Up until somewhat recently we all knew Foursquare as that app everybody used to checkin places and let their friends know where they were at. Beyond that it allowed users to provide comments/ratings about the places they checked in. As adoption of the service grew so did their database of locations and even more important, information about those locations.

Recently Foursquare (as we knew it) has spun off into two apps, Foursquare and Swarm. The original checkin app, Foursquare launched in March of 2009 while the new checkin app, Swarm launched in May of 2014. You may be wondering, why the name change, or even more appropriately, what does this have to do with crowdsourcing? The way I see it, Foursquare conducted one of the most successful crowdsourcing experiments by posing as just an app to "check in" and share your location with friends while behind the scenes building an enormous database of detailed information about locations all over the world. I truly believe if they had gone about this in almost any other way it would have failed. The fact that they made it dead simple to create/share locations and provide comments about them was huge, and equally important, they gamified the heck out of it. From their point system to badges to mayorships, they played all their cards right. Anybody notice how nearly all of those things are gone now that they aren't relying on us to seed their database any more?

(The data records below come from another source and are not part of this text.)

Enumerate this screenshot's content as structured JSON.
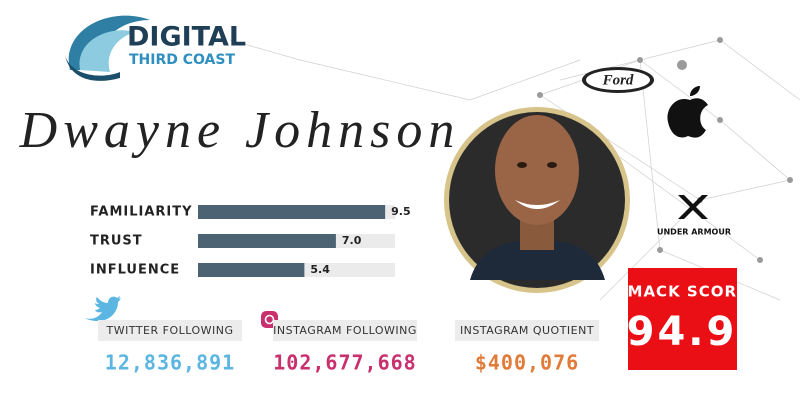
{
  "logo": {
    "line1": "DIGITAL",
    "line2": "THIRD COAST"
  },
  "name": "Dwayne Johnson",
  "brands": {
    "ford": "Ford",
    "under_armour": "UNDER ARMOUR"
  },
  "chart_data": {
    "type": "bar",
    "orientation": "horizontal",
    "categories": [
      "FAMILIARITY",
      "TRUST",
      "INFLUENCE"
    ],
    "values": [
      9.5,
      7.0,
      5.4
    ],
    "value_labels": [
      "9.5",
      "7.0",
      "5.4"
    ],
    "xlim": [
      0,
      10
    ],
    "color": "#4b6373"
  },
  "stats": [
    {
      "label": "TWITTER FOLLOWING",
      "value": "12,836,891",
      "color": "#5cb6e2"
    },
    {
      "label": "INSTAGRAM FOLLOWING",
      "value": "102,677,668",
      "color": "#c8306e"
    },
    {
      "label": "INSTAGRAM QUOTIENT",
      "value": "$400,076",
      "color": "#e07b39"
    }
  ],
  "smack_score": {
    "label": "SMACK SCORE",
    "value": "94.9"
  }
}
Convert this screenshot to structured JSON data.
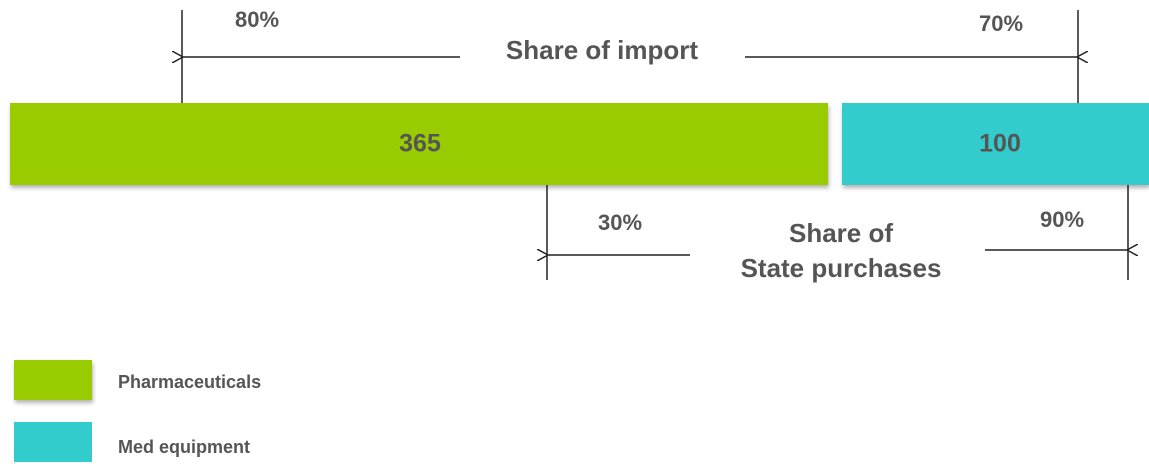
{
  "bars": [
    {
      "label": "365",
      "color": "#99cc00"
    },
    {
      "label": "100",
      "color": "#33cccc"
    }
  ],
  "import_share": {
    "label": "Share of import",
    "left": "80%",
    "right": "70%"
  },
  "state_share": {
    "label": [
      "Share of",
      "State purchases"
    ],
    "left": "30%",
    "right": "90%"
  },
  "legend": [
    {
      "name": "Pharmaceuticals",
      "color": "#99cc00"
    },
    {
      "name": "Med equipment",
      "color": "#33cccc"
    }
  ]
}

So now we have two apps, Swarm which is purely for "checking in" (sharing location) and organizing groups for public outings as well as Foursquare which is now one of the most populated and informative directories of public venues. The vast majority of people I followed on Foursquare stopped checking in once the split happened and now all reviews/discovery must be done through the Foursquare app. I can imagine there are numerous business decisions for going this route and I definitely applaud the company for proving that crowdsourcing definitely works and when done correctly it can be immensely effective.